I am debugging my model and need to inspect gradients for inputs and outputs of the model via register_backward_hook. I found that in some cases register_backward_hook does not show grad of all its inputs. I was able to write a small code to show the scenario.
import torch
import numpy as np
import torch.nn as nn
import torch.nn.functional as torchF
from torch.autograd import Variable
def BHook(self, input, output):
print('BHook')
print(self.__class__.__name__)
print('input')
print(input)
print('output')
print(output)
def BHook2(self, input, output):
print('BHook2')
print(self.__class__.__name__)
print('input')
print(len(input))
print(input)
print('output')
print(len(output))
print(output)
class SubModule(nn.Module):
def __init__(self):
super(SubModule, self).__init__()
def forward(self, x1, x2):
y = x1**2+x2**2+1. #this line results in only single element in grad_input tuple.

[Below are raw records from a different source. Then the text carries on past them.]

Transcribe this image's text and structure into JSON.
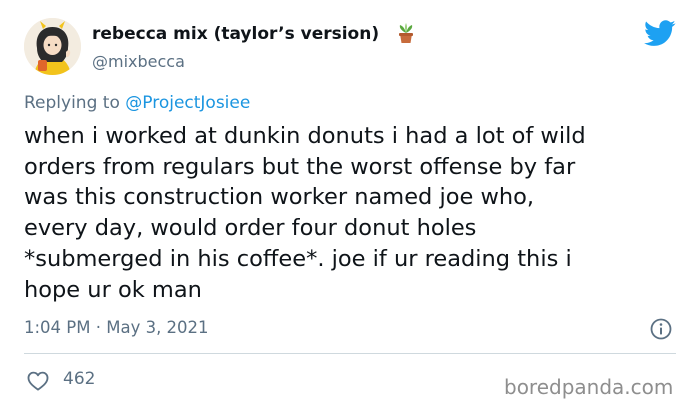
{
  "author": {
    "display_name": "rebecca mix (taylor’s version)",
    "handle": "@mixbecca",
    "name_emoji": "potted-plant-icon"
  },
  "reply": {
    "prefix": "Replying to ",
    "mention": "@ProjectJosiee"
  },
  "tweet": {
    "lines": [
      "when i worked at dunkin donuts i had a lot of wild",
      "orders from regulars but the worst offense by far",
      "was this construction worker named joe who,",
      "every day, would order four donut holes",
      "*submerged in his coffee*. joe if ur reading this i",
      "hope ur ok man"
    ],
    "timestamp": "1:04 PM · May 3, 2021"
  },
  "actions": {
    "like_count": "462"
  },
  "watermark": "boredpanda.com",
  "colors": {
    "twitter_blue": "#1da1f2",
    "mention_blue": "#1b95e0",
    "secondary_text": "#5b7083",
    "primary_text": "#0f1419"
  }
}
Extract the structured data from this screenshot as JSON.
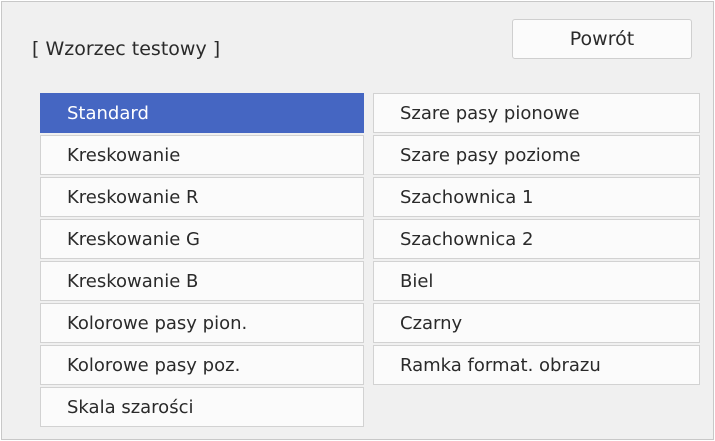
{
  "title": "[ Wzorzec testowy ]",
  "return_button": "Powrót",
  "accent_color": "#4566c2",
  "selected_item": "Standard",
  "left_items": [
    "Standard",
    "Kreskowanie",
    "Kreskowanie R",
    "Kreskowanie G",
    "Kreskowanie B",
    "Kolorowe pasy pion.",
    "Kolorowe pasy poz.",
    "Skala szarości"
  ],
  "right_items": [
    "Szare pasy pionowe",
    "Szare pasy poziome",
    "Szachownica 1",
    "Szachownica 2",
    "Biel",
    "Czarny",
    "Ramka format. obrazu"
  ]
}
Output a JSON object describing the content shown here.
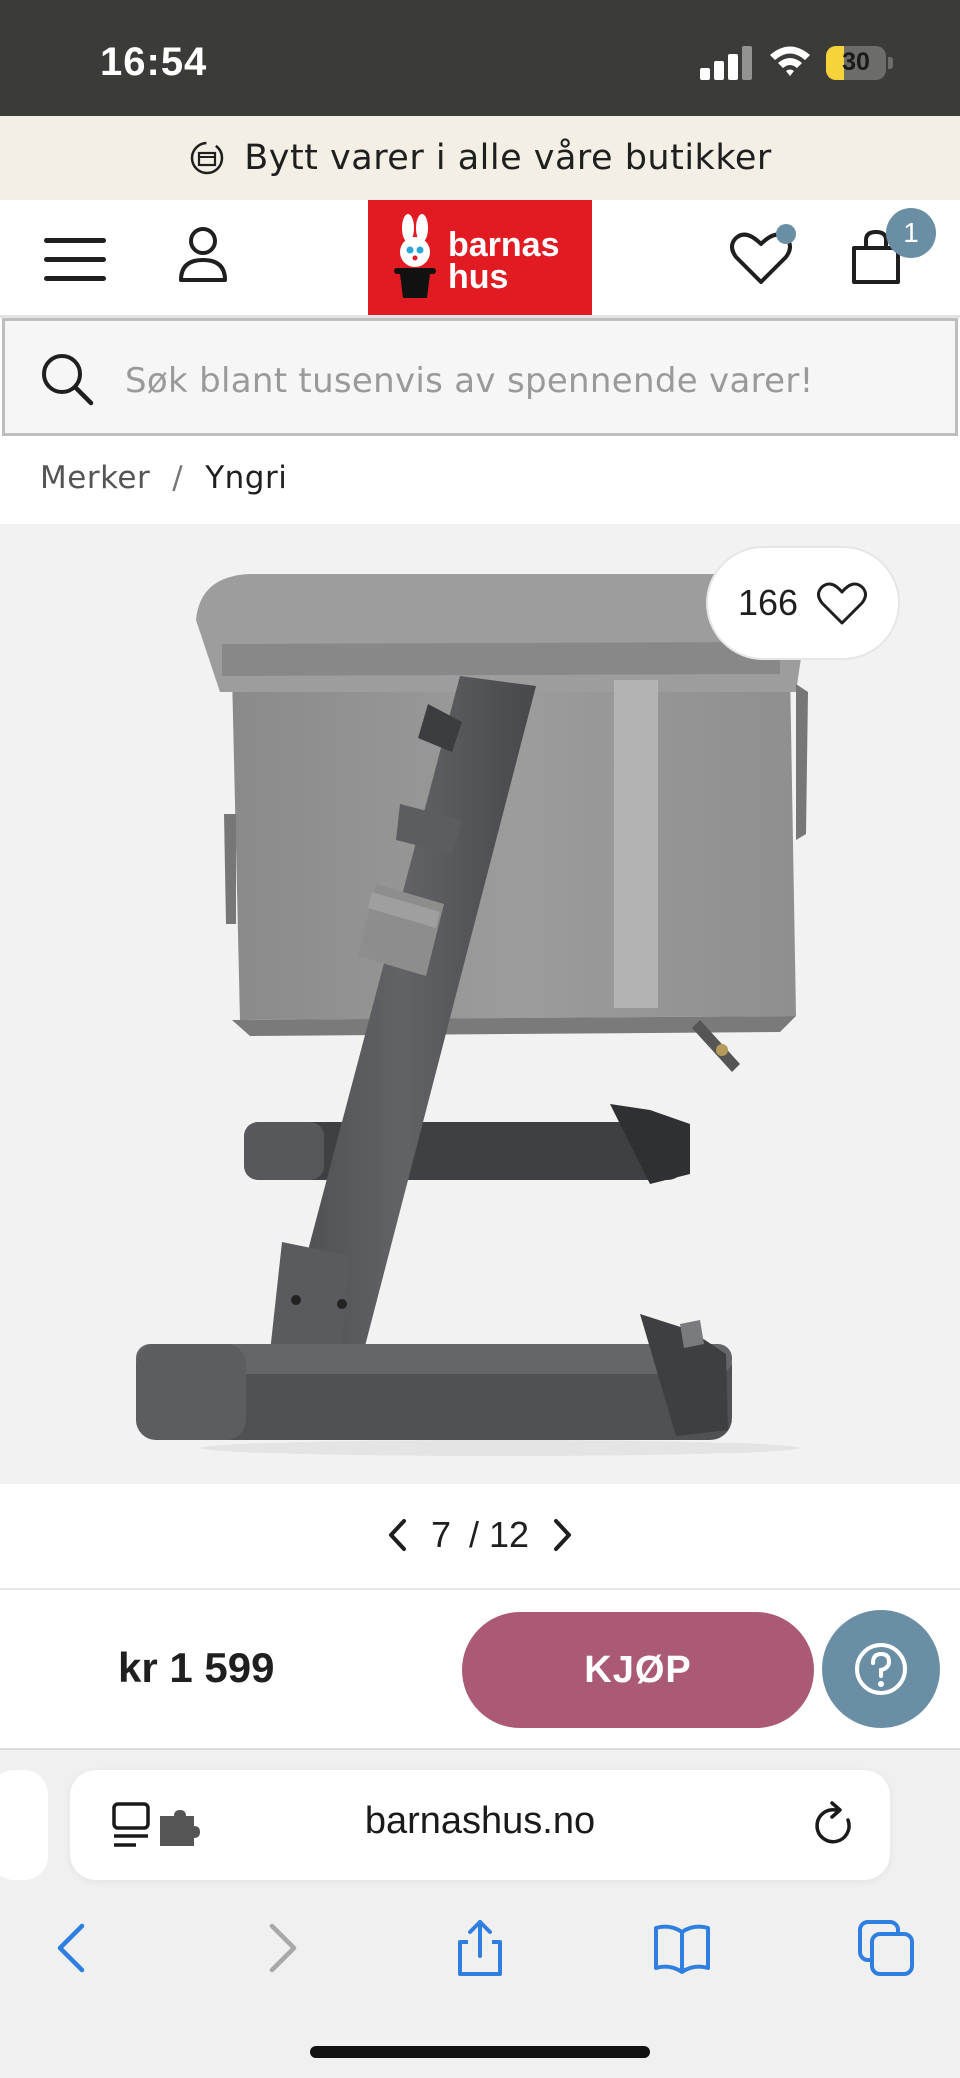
{
  "status_bar": {
    "time": "16:54",
    "battery_text": "30",
    "battery_level": 0.3,
    "icons": [
      "signal-icon",
      "wifi-icon",
      "battery-icon"
    ]
  },
  "promo": {
    "text": "Bytt varer i alle våre butikker",
    "icon": "exchange-icon"
  },
  "header": {
    "menu_icon": "hamburger-menu-icon",
    "account_icon": "user-icon",
    "logo_line1": "barnas",
    "logo_line2": "hus",
    "wishlist_icon": "heart-icon",
    "cart_icon": "shopping-bag-icon",
    "cart_count": "1",
    "brand_color": "#e11b21",
    "accent_color": "#6a8fa4"
  },
  "search": {
    "placeholder": "Søk blant tusenvis av spennende varer!",
    "icon": "search-icon"
  },
  "breadcrumb": {
    "items": [
      "Merker",
      "Yngri"
    ],
    "separator": "/"
  },
  "product": {
    "image_description_icon": "bedside-crib-image",
    "likes": "166",
    "image_index": "7",
    "image_total": "/ 12"
  },
  "buy": {
    "price": "kr 1 599",
    "button_label": "KJØP",
    "button_color": "#ab5a75",
    "help_icon": "question-icon"
  },
  "browser": {
    "domain": "barnashus.no",
    "toolbar": [
      "back-icon",
      "forward-icon",
      "share-icon",
      "bookmarks-icon",
      "tabs-icon"
    ],
    "link_color": "#2f7fe0"
  }
}
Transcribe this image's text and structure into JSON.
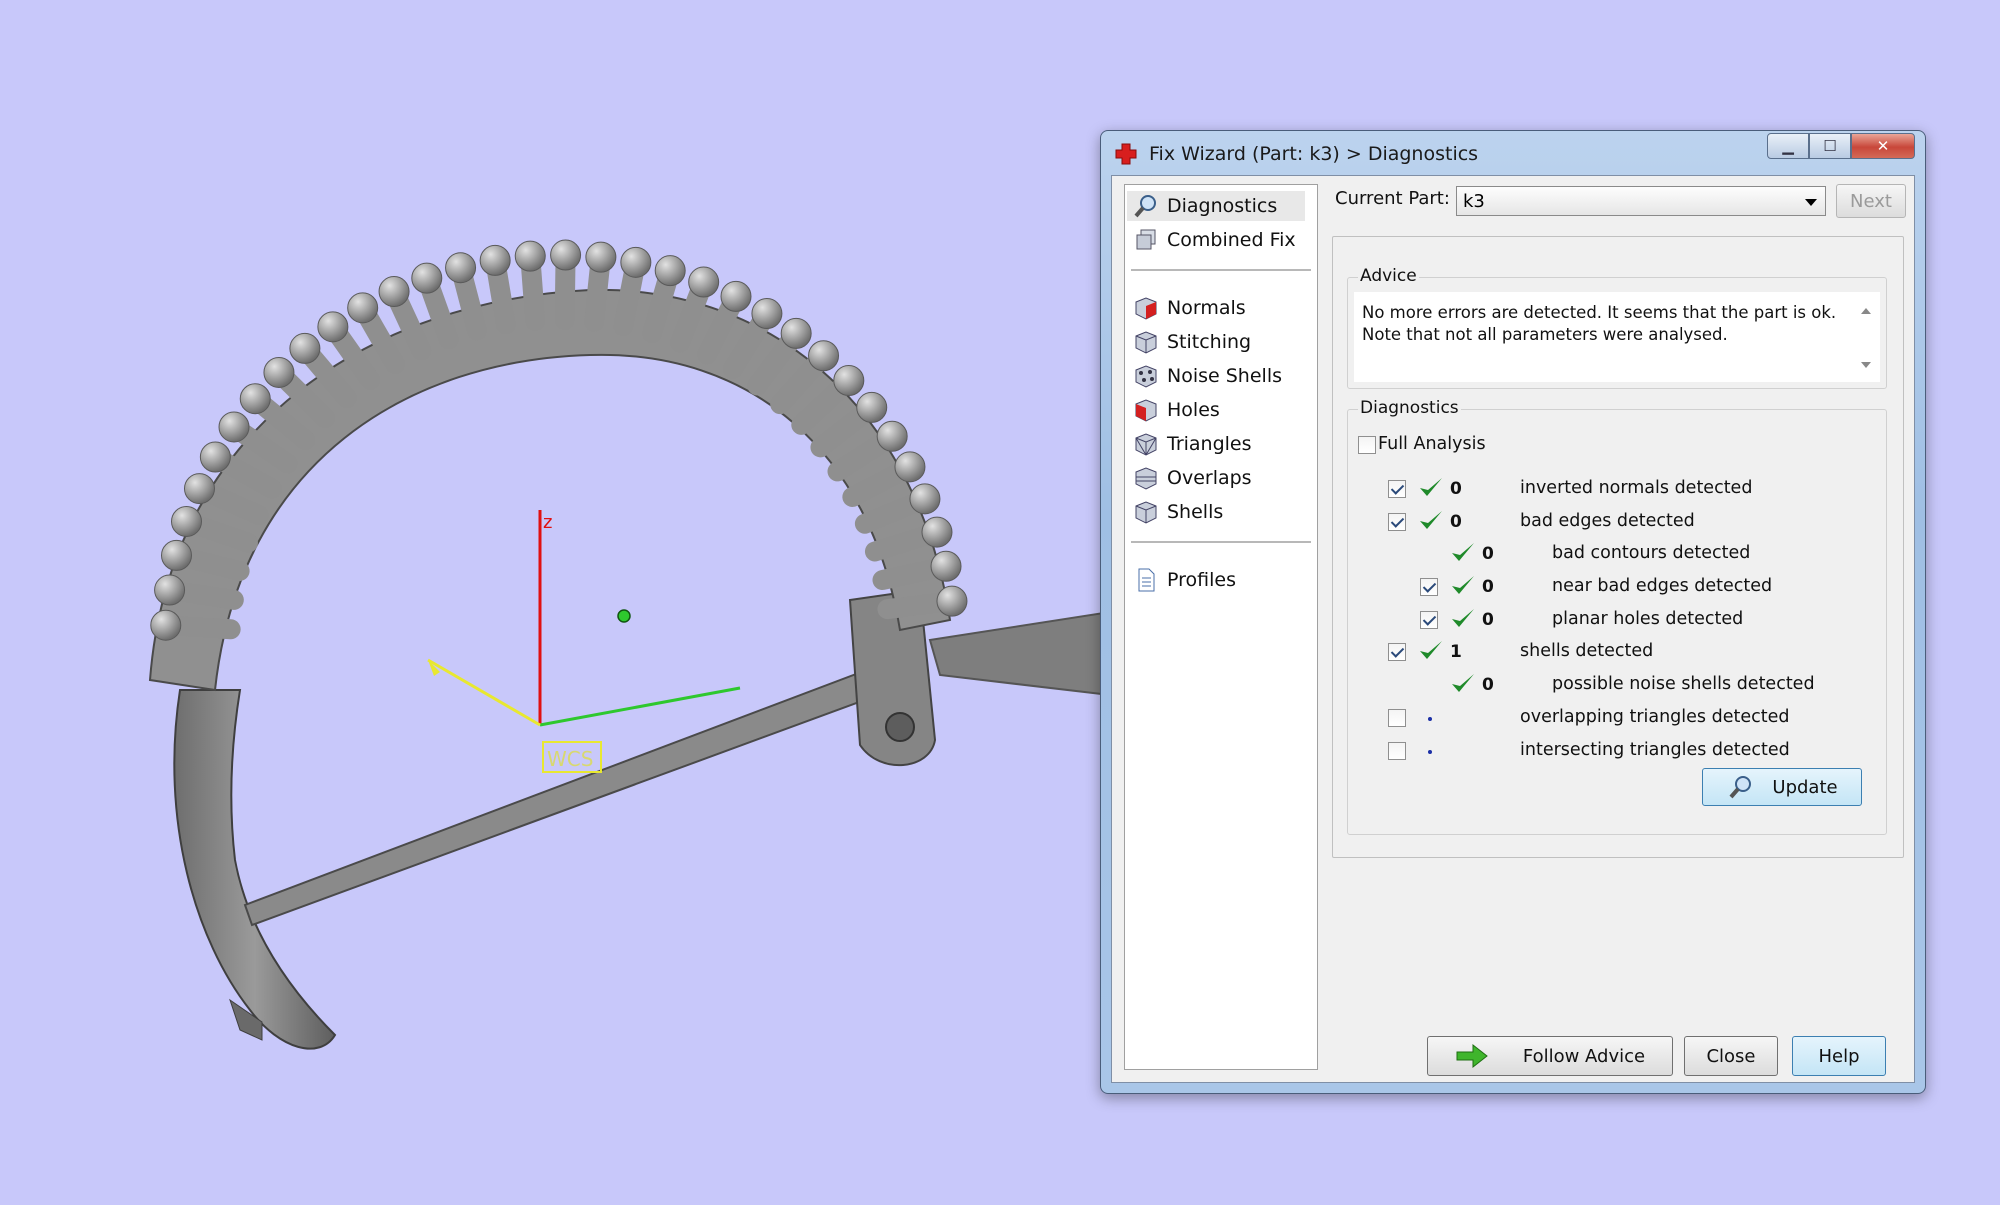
{
  "viewport": {
    "axis_z_label": "z",
    "wcs_label": "WCS",
    "colors": {
      "background": "#c8c8fa",
      "model": "#8e8e8e",
      "axis_x": "#e8e830",
      "axis_y": "#2ec82e",
      "axis_z": "#e01010"
    }
  },
  "dialog": {
    "title": "Fix Wizard (Part: k3) > Diagnostics",
    "sidebar": {
      "items": [
        {
          "label": "Diagnostics",
          "icon": "magnifier-icon",
          "selected": true
        },
        {
          "label": "Combined Fix",
          "icon": "combined-fix-icon"
        },
        {
          "label": "Normals",
          "icon": "normals-cube-icon"
        },
        {
          "label": "Stitching",
          "icon": "stitching-cube-icon"
        },
        {
          "label": "Noise Shells",
          "icon": "noise-shells-icon"
        },
        {
          "label": "Holes",
          "icon": "holes-cube-icon"
        },
        {
          "label": "Triangles",
          "icon": "triangles-cube-icon"
        },
        {
          "label": "Overlaps",
          "icon": "overlaps-cube-icon"
        },
        {
          "label": "Shells",
          "icon": "shells-cube-icon"
        },
        {
          "label": "Profiles",
          "icon": "profiles-document-icon"
        }
      ]
    },
    "current_part_label": "Current Part:",
    "current_part_value": "k3",
    "next_label": "Next",
    "advice": {
      "legend": "Advice",
      "text": "No more errors are detected. It seems that the part is ok. Note that not all parameters were analysed."
    },
    "diagnostics": {
      "legend": "Diagnostics",
      "full_analysis_label": "Full Analysis",
      "full_analysis_checked": false,
      "rows": [
        {
          "checked": true,
          "status": "ok",
          "count": "0",
          "label": "inverted normals detected",
          "indent": 0,
          "has_checkbox": true
        },
        {
          "checked": true,
          "status": "ok",
          "count": "0",
          "label": "bad edges detected",
          "indent": 0,
          "has_checkbox": true
        },
        {
          "checked": false,
          "status": "ok",
          "count": "0",
          "label": "bad contours detected",
          "indent": 1,
          "has_checkbox": false
        },
        {
          "checked": true,
          "status": "ok",
          "count": "0",
          "label": "near bad edges detected",
          "indent": 1,
          "has_checkbox": true
        },
        {
          "checked": true,
          "status": "ok",
          "count": "0",
          "label": "planar holes detected",
          "indent": 1,
          "has_checkbox": true
        },
        {
          "checked": true,
          "status": "ok",
          "count": "1",
          "label": "shells detected",
          "indent": 0,
          "has_checkbox": true
        },
        {
          "checked": false,
          "status": "ok",
          "count": "0",
          "label": "possible noise shells detected",
          "indent": 1,
          "has_checkbox": false
        },
        {
          "checked": false,
          "status": "none",
          "count": "",
          "label": "overlapping triangles detected",
          "indent": 0,
          "has_checkbox": true
        },
        {
          "checked": false,
          "status": "none",
          "count": "",
          "label": "intersecting triangles detected",
          "indent": 0,
          "has_checkbox": true
        }
      ],
      "update_label": "Update"
    },
    "buttons": {
      "follow_advice": "Follow Advice",
      "close": "Close",
      "help": "Help"
    }
  }
}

#y = x1**2+x2**2 #however, this line results in two elements in grad_input tuple as expected.
return y
class Net(nn.Module):
def __init__(self):
super(Net, self).__init__()
self.conv1 = nn.Conv2d(3, 3, kernel_size=3, padding=1, stride=1) #
self.conv2 = nn.Conv2d(3, 3, kernel_size=3, padding=1, stride=1) #
self.SubModule = SubModule()
def forward(self,x):
x1 = self.conv1(x)
x2 = self.conv2(x)
y = self.SubModule(x1,x2)
return y
net = Net()
net.cuda()
net.conv1.register_backward_hook(BHook)
net.conv2.register_backward_hook(BHook)
net.SubModule.register_backward_hook(BHook2)
x = Variable(torch.cuda.FloatTensor(np.random.rand(1,3,7,7)))
out_x=net(x)
out = torchF.l1_loss(out_x,Variable(torch.cuda.FloatTensor(-np.random.rand(1,3,7,7))))
net.zero_grad()
out.backward()
For example, when y = x1^2+x2^2 line is enabled BHook2() show two elements in input tuple and when y = x1^2+x2^2+1. line is enabled instead, it only shows single element. The grad w.r.t second input is missing which I need to inspect for debugging my actual module.